Milano, da domani riapre Palazzo Reale: prenotazione fortemente consigliata

Il programma di apertura degli istituti culturali civici prevede a partire da domani, martedì 9 febbraio, la riapertura di tutte le mostre già inaugurate o allestite nelle sedi espositive e museali del Comune di Milano.Saranno quindi riaperte al pubblico le mostre già inaugurate e poi chiuse al pubblico dal 4 novembre scorso: “Divine e Avanguardie. Le donne nell’arte russa” e “Prima, donna. Margaret Bourke-White” a Palazzo Reale (orario 10-19.30), “Carla Accardi. Contesti” al Museo del Novecento (orario 10-19.30), “Sotto il Cielo di Nut. Egitto divino” al Museo Archeologico (orario 10-17.30).
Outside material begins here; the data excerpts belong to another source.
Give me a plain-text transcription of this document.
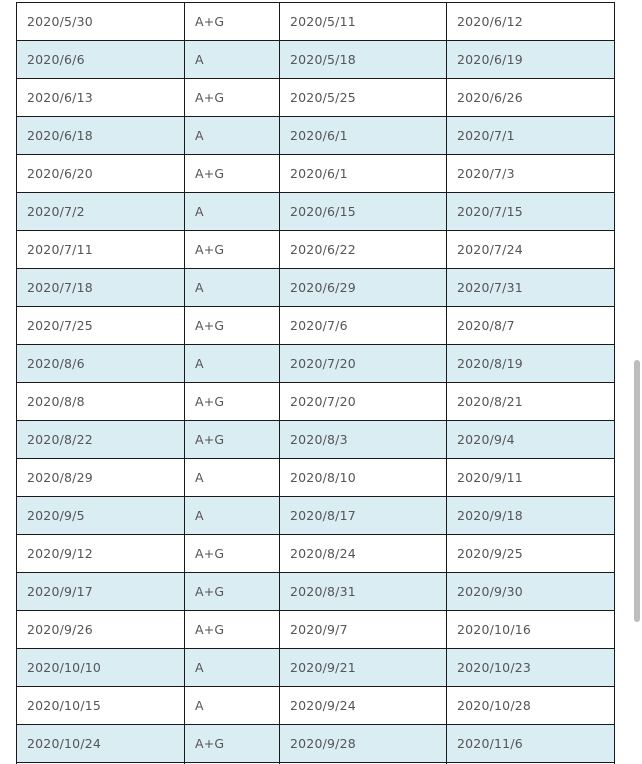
2020/5/30	A+G	2020/5/11	2020/6/12
2020/6/6	A	2020/5/18	2020/6/19
2020/6/13	A+G	2020/5/25	2020/6/26
2020/6/18	A	2020/6/1	2020/7/1
2020/6/20	A+G	2020/6/1	2020/7/3
2020/7/2	A	2020/6/15	2020/7/15
2020/7/11	A+G	2020/6/22	2020/7/24
2020/7/18	A	2020/6/29	2020/7/31
2020/7/25	A+G	2020/7/6	2020/8/7
2020/8/6	A	2020/7/20	2020/8/19
2020/8/8	A+G	2020/7/20	2020/8/21
2020/8/22	A+G	2020/8/3	2020/9/4
2020/8/29	A	2020/8/10	2020/9/11
2020/9/5	A	2020/8/17	2020/9/18
2020/9/12	A+G	2020/8/24	2020/9/25
2020/9/17	A+G	2020/8/31	2020/9/30
2020/9/26	A+G	2020/9/7	2020/10/16
2020/10/10	A	2020/9/21	2020/10/23
2020/10/15	A	2020/9/24	2020/10/28
2020/10/24	A+G	2020/9/28	2020/11/6
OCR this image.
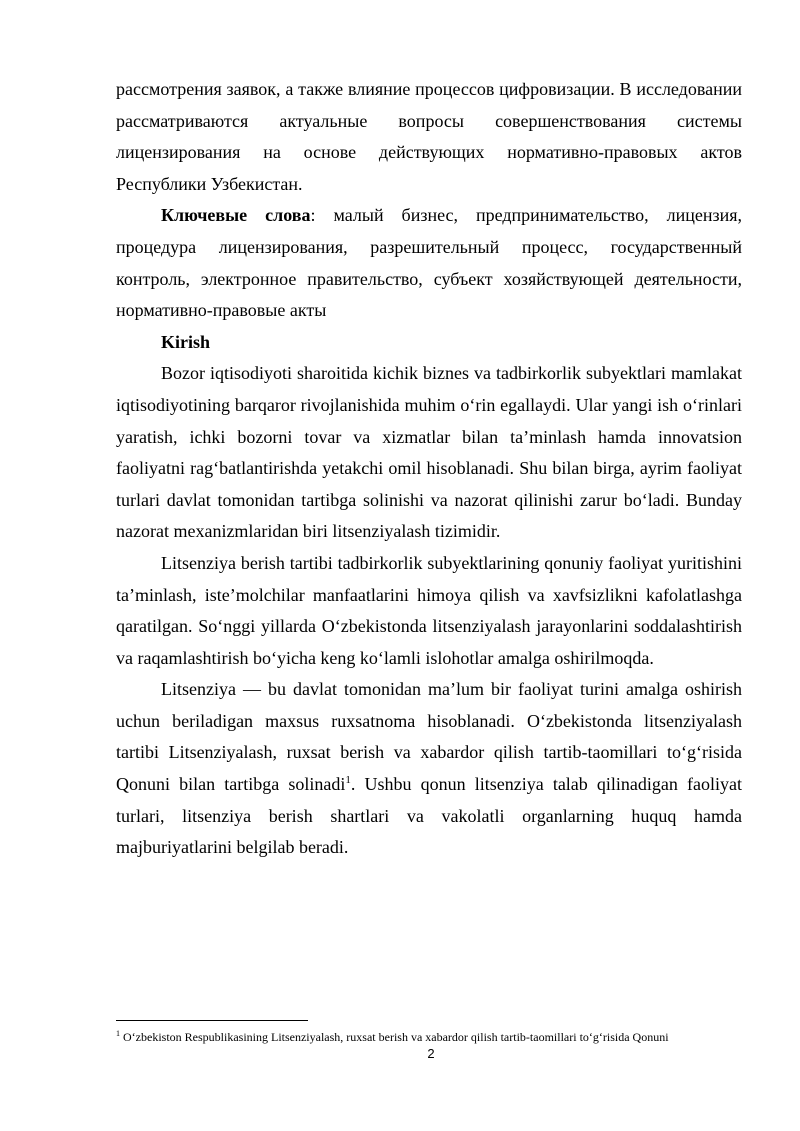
рассмотрения заявок, а также влияние процессов цифровизации. В исследовании рассматриваются актуальные вопросы совершенствования системы лицензирования на основе действующих нормативно-правовых актов Республики Узбекистан.

Ключевые слова: малый бизнес, предпринимательство, лицензия, процедура лицензирования, разрешительный процесс, государственный контроль, электронное правительство, субъект хозяйствующей деятельности, нормативно-правовые акты

Kirish

Bozor iqtisodiyoti sharoitida kichik biznes va tadbirkorlik subyektlari mamlakat iqtisodiyotining barqaror rivojlanishida muhim oʻrin egallaydi. Ular yangi ish oʻrinlari yaratish, ichki bozorni tovar va xizmatlar bilan taʼminlash hamda innovatsion faoliyatni ragʻbatlantirishda yetakchi omil hisoblanadi. Shu bilan birga, ayrim faoliyat turlari davlat tomonidan tartibga solinishi va nazorat qilinishi zarur boʻladi. Bunday nazorat mexanizmlaridan biri litsenziyalash tizimidir.

Litsenziya berish tartibi tadbirkorlik subyektlarining qonuniy faoliyat yuritishini taʼminlash, isteʼmolchilar manfaatlarini himoya qilish va xavfsizlikni kafolatlashga qaratilgan. Soʻnggi yillarda Oʻzbekistonda litsenziyalash jarayonlarini soddalashtirish va raqamlashtirish boʻyicha keng koʻlamli islohotlar amalga oshirilmoqda.

Litsenziya — bu davlat tomonidan maʼlum bir faoliyat turini amalga oshirish uchun beriladigan maxsus ruxsatnoma hisoblanadi. Oʻzbekistonda litsenziyalash tartibi Litsenziyalash, ruxsat berish va xabardor qilish tartib-taomillari toʻgʻrisida Qonuni bilan tartibga solinadi$^1$. Ushbu qonun litsenziya talab qilinadigan faoliyat turlari, litsenziya berish shartlari va vakolatli organlarning huquq hamda majburiyatlarini belgilab beradi.

$^1$ Oʻzbekiston Respublikasining Litsenziyalash, ruxsat berish va xabardor qilish tartib-taomillari toʻgʻrisida Qonuni
2
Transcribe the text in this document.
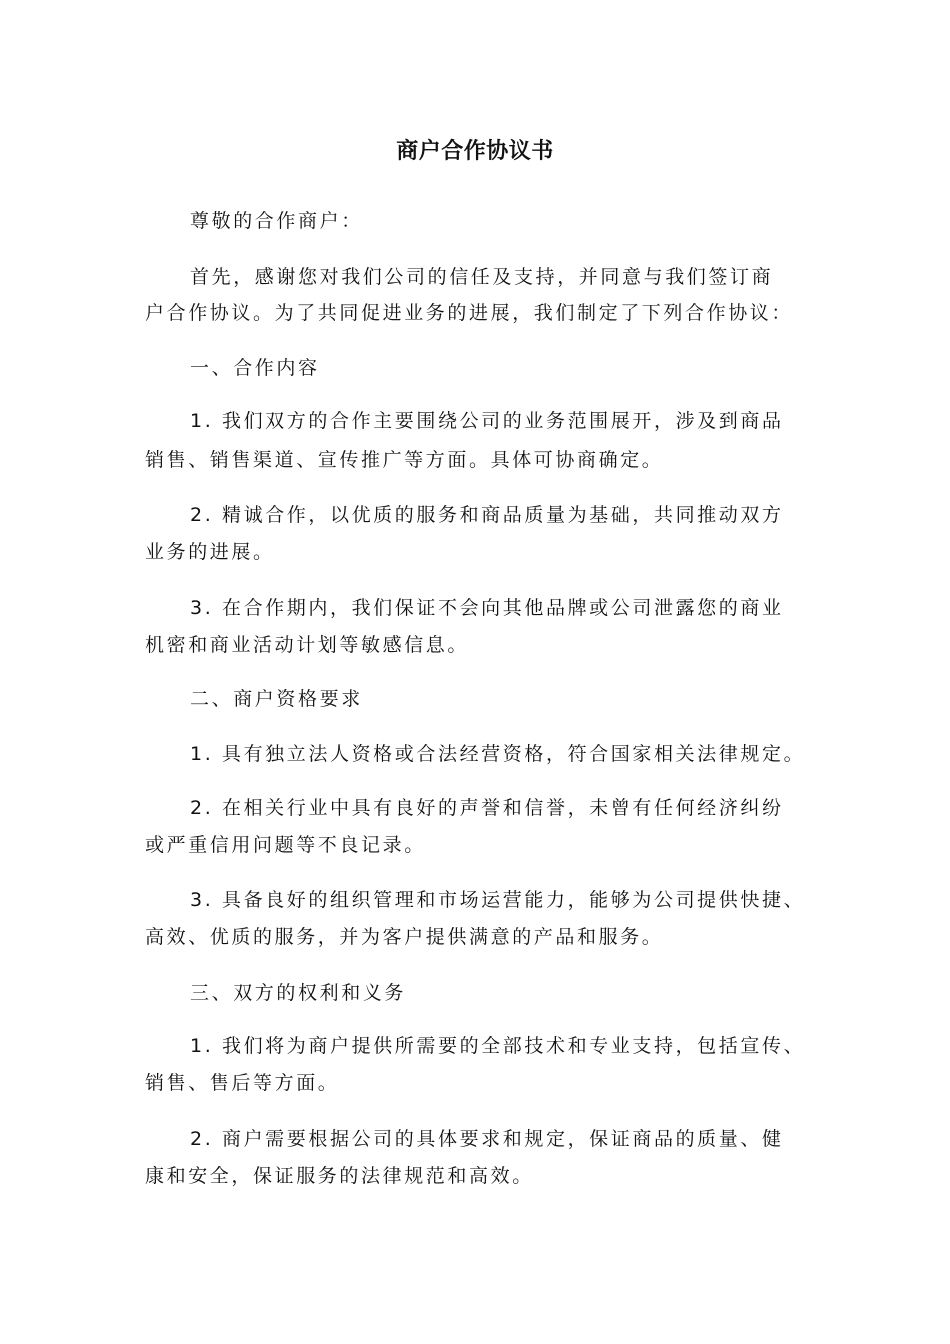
商户合作协议书
尊敬的合作商户：
首先，感谢您对我们公司的信任及支持，并同意与我们签订商
户合作协议。为了共同促进业务的进展，我们制定了下列合作协议：
一、合作内容
1. 我们双方的合作主要围绕公司的业务范围展开，涉及到商品
销售、销售渠道、宣传推广等方面。具体可协商确定。
2. 精诚合作，以优质的服务和商品质量为基础，共同推动双方
业务的进展。
3. 在合作期内，我们保证不会向其他品牌或公司泄露您的商业
机密和商业活动计划等敏感信息。
二、商户资格要求
1. 具有独立法人资格或合法经营资格，符合国家相关法律规定。
2. 在相关行业中具有良好的声誉和信誉，未曾有任何经济纠纷
或严重信用问题等不良记录。
3. 具备良好的组织管理和市场运营能力，能够为公司提供快捷、
高效、优质的服务，并为客户提供满意的产品和服务。
三、双方的权利和义务
1. 我们将为商户提供所需要的全部技术和专业支持，包括宣传、
销售、售后等方面。
2. 商户需要根据公司的具体要求和规定，保证商品的质量、健
康和安全，保证服务的法律规范和高效。
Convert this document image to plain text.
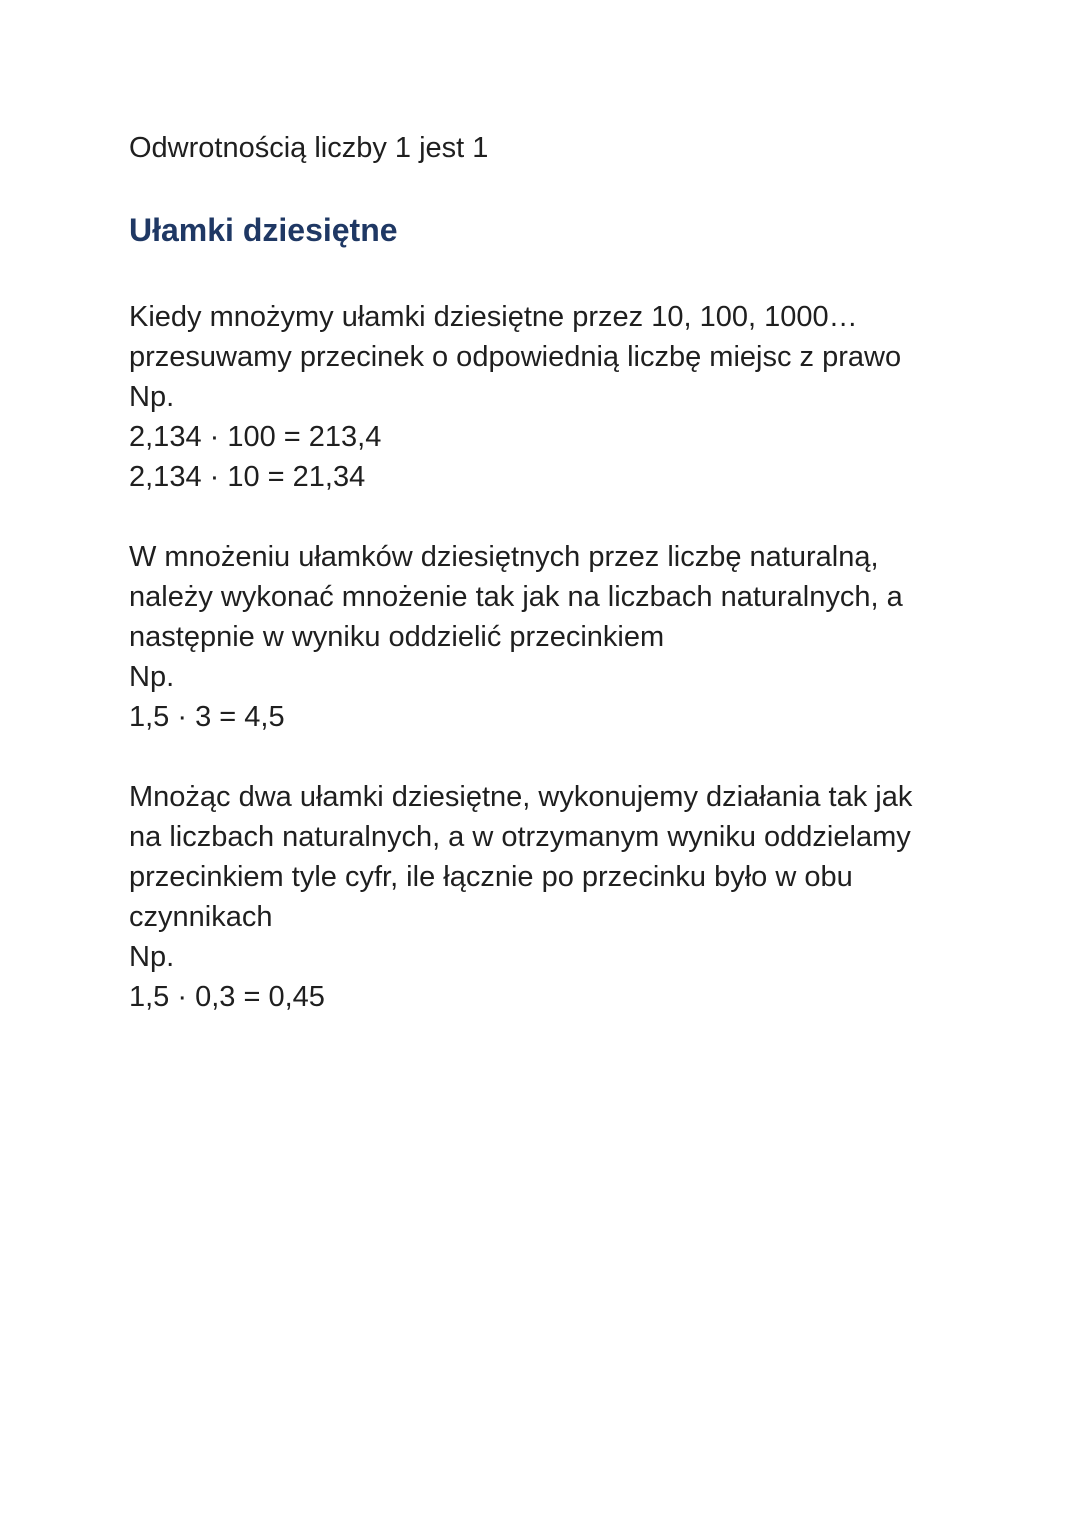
Odwrotnością liczby 1 jest 1

Ułamki dziesiętne

Kiedy mnożymy ułamki dziesiętne przez 10, 100, 1000…

przesuwamy przecinek o odpowiednią liczbę miejsc z prawo

Np.

2,134 · 100 = 213,4

2,134 · 10 = 21,34

W mnożeniu ułamków dziesiętnych przez liczbę naturalną,

należy wykonać mnożenie tak jak na liczbach naturalnych, a

następnie w wyniku oddzielić przecinkiem

Np.

1,5 · 3 = 4,5

Mnożąc dwa ułamki dziesiętne, wykonujemy działania tak jak

na liczbach naturalnych, a w otrzymanym wyniku oddzielamy

przecinkiem tyle cyfr, ile łącznie po przecinku było w obu

czynnikach

Np.

1,5 · 0,3 = 0,45
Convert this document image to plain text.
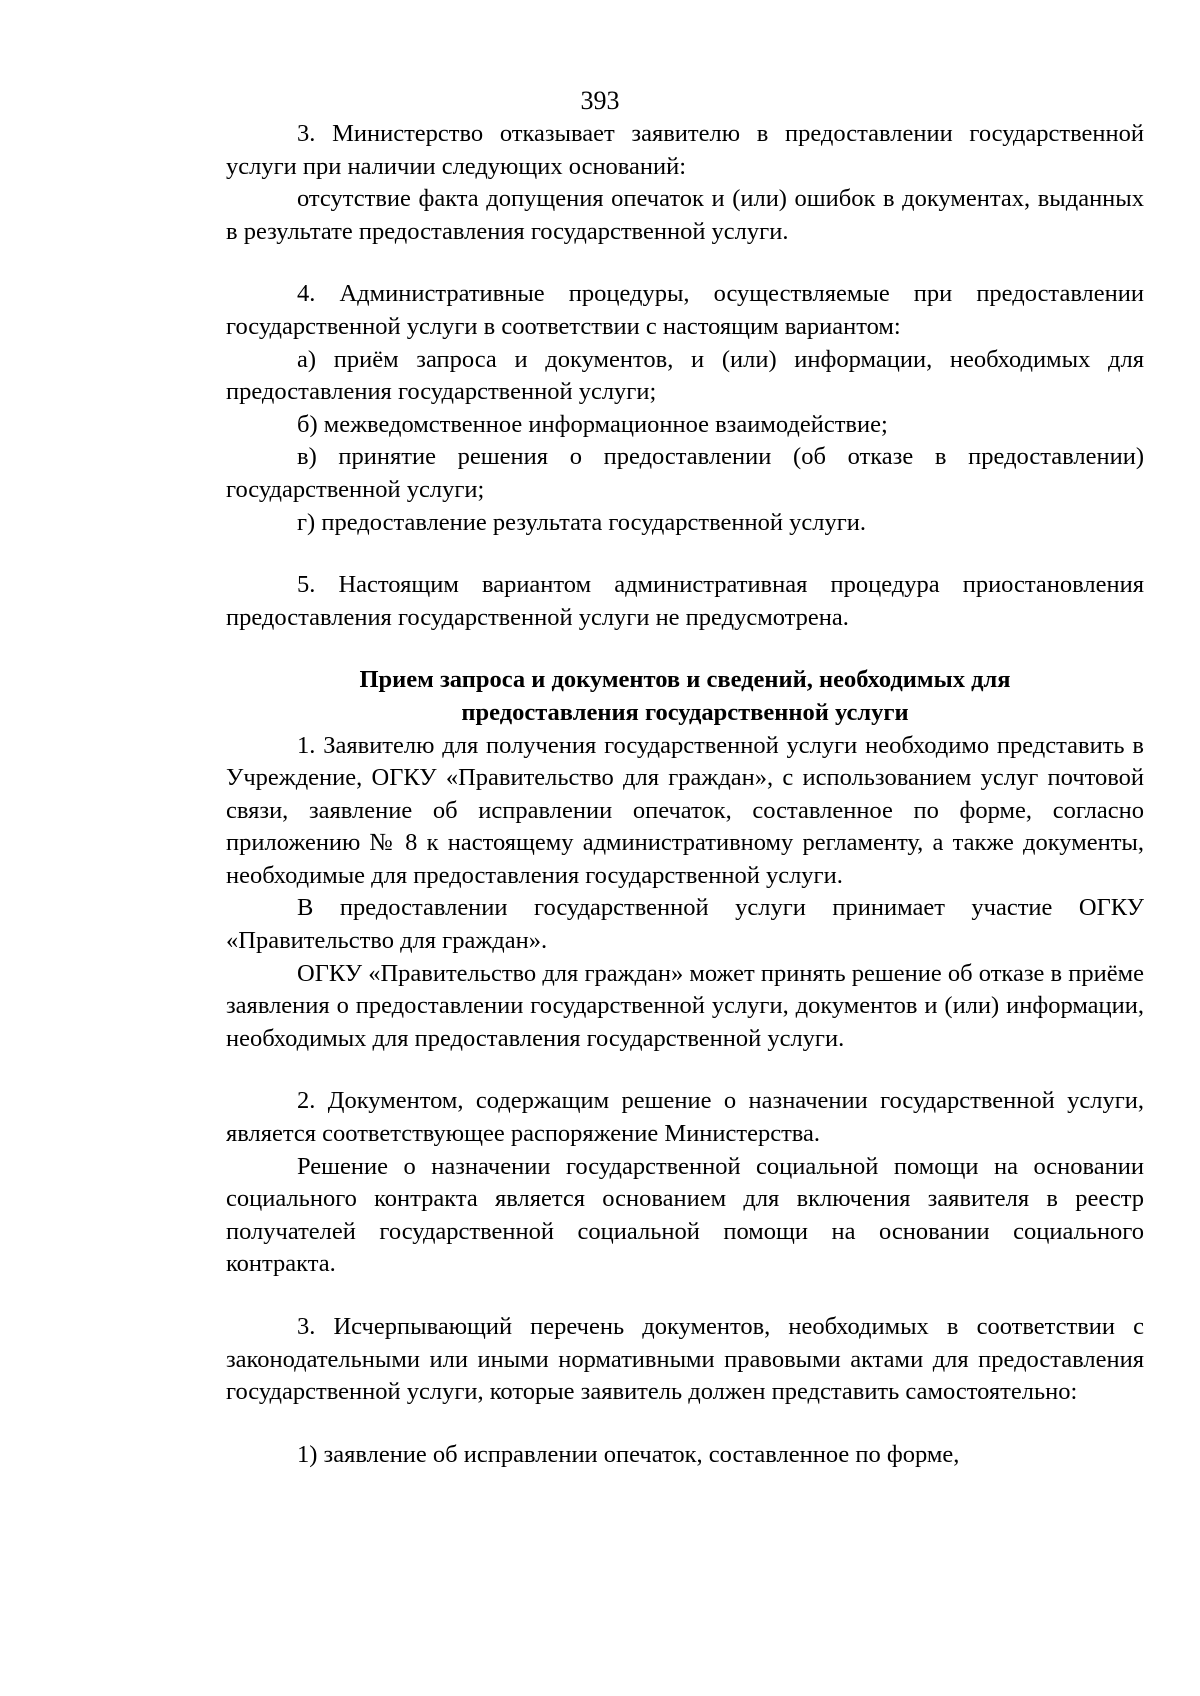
393

3. Министерство отказывает заявителю в предоставлении государственной услуги при наличии следующих оснований:

отсутствие факта допущения опечаток и (или) ошибок в документах, выданных в результате предоставления государственной услуги.

4. Административные процедуры, осуществляемые при предоставлении государственной услуги в соответствии с настоящим вариантом:

а) приём запроса и документов, и (или) информации, необходимых для предоставления государственной услуги;

б) межведомственное информационное взаимодействие;

в) принятие решения о предоставлении (об отказе в предоставлении) государственной услуги;

г) предоставление результата государственной услуги.

5. Настоящим вариантом административная процедура приостановления предоставления государственной услуги не предусмотрена.

Прием запроса и документов и сведений, необходимых для
предоставления государственной услуги

1. Заявителю для получения государственной услуги необходимо представить в Учреждение, ОГКУ «Правительство для граждан», с использованием услуг почтовой связи, заявление об исправлении опечаток, составленное по форме, согласно приложению № 8 к настоящему административному регламенту, а также документы, необходимые для предоставления государственной услуги.

В предоставлении государственной услуги принимает участие ОГКУ «Правительство для граждан».

ОГКУ «Правительство для граждан» может принять решение об отказе в приёме заявления о предоставлении государственной услуги, документов и (или) информации, необходимых для предоставления государственной услуги.

2. Документом, содержащим решение о назначении государственной услуги, является соответствующее распоряжение Министерства.

Решение о назначении государственной социальной помощи на основании социального контракта является основанием для включения заявителя в реестр получателей государственной социальной помощи на основании социального контракта.

3. Исчерпывающий перечень документов, необходимых в соответствии с законодательными или иными нормативными правовыми актами для предоставления государственной услуги, которые заявитель должен представить самостоятельно:

1) заявление об исправлении опечаток, составленное по форме,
Apriranno al pubblico anche le esposizioni temporanee allestite durante il periodo di lockdown e mai aperte al pubblico: “Giuseppe Bossi e Raffaello” al Castello Sforzesco (orario 10-17.30) e l’installazione artistica “Interazioni Antologiche” di Francesco Panozzo presso Casa della Memoria (orario 10-17.30), che sono state raccontate al pubblico attraverso video e immagini sul web. Mentre saranno inaugurate martedì tre nuove mostre: “La prima stagione di Gianni Dova” alla Casa Boschi di Stefano (orario 10-17.30), “Orticanoodles. Inside” allo Studio Museo Francesco Messina (orario 10-17.30), e “Qhapaq Ñan. La grande strada inca” al Mudec - Sala Khaled Assad (orario 10-19.30). Aperte anche “Frida Khalo. Il caos dentro” alla Fabbrica del Vapore e “Philippe Daverio a Milano” alla Cittadella degli Archivi (giorni e orari di apertura sui siti delle mostre). La mostra “Luisa Lambri. Autoritratto”, allestita al PAC Padiglione d’Arte Contemporanea, aprirà al pubblico martedì 16 (orario 10-19.30).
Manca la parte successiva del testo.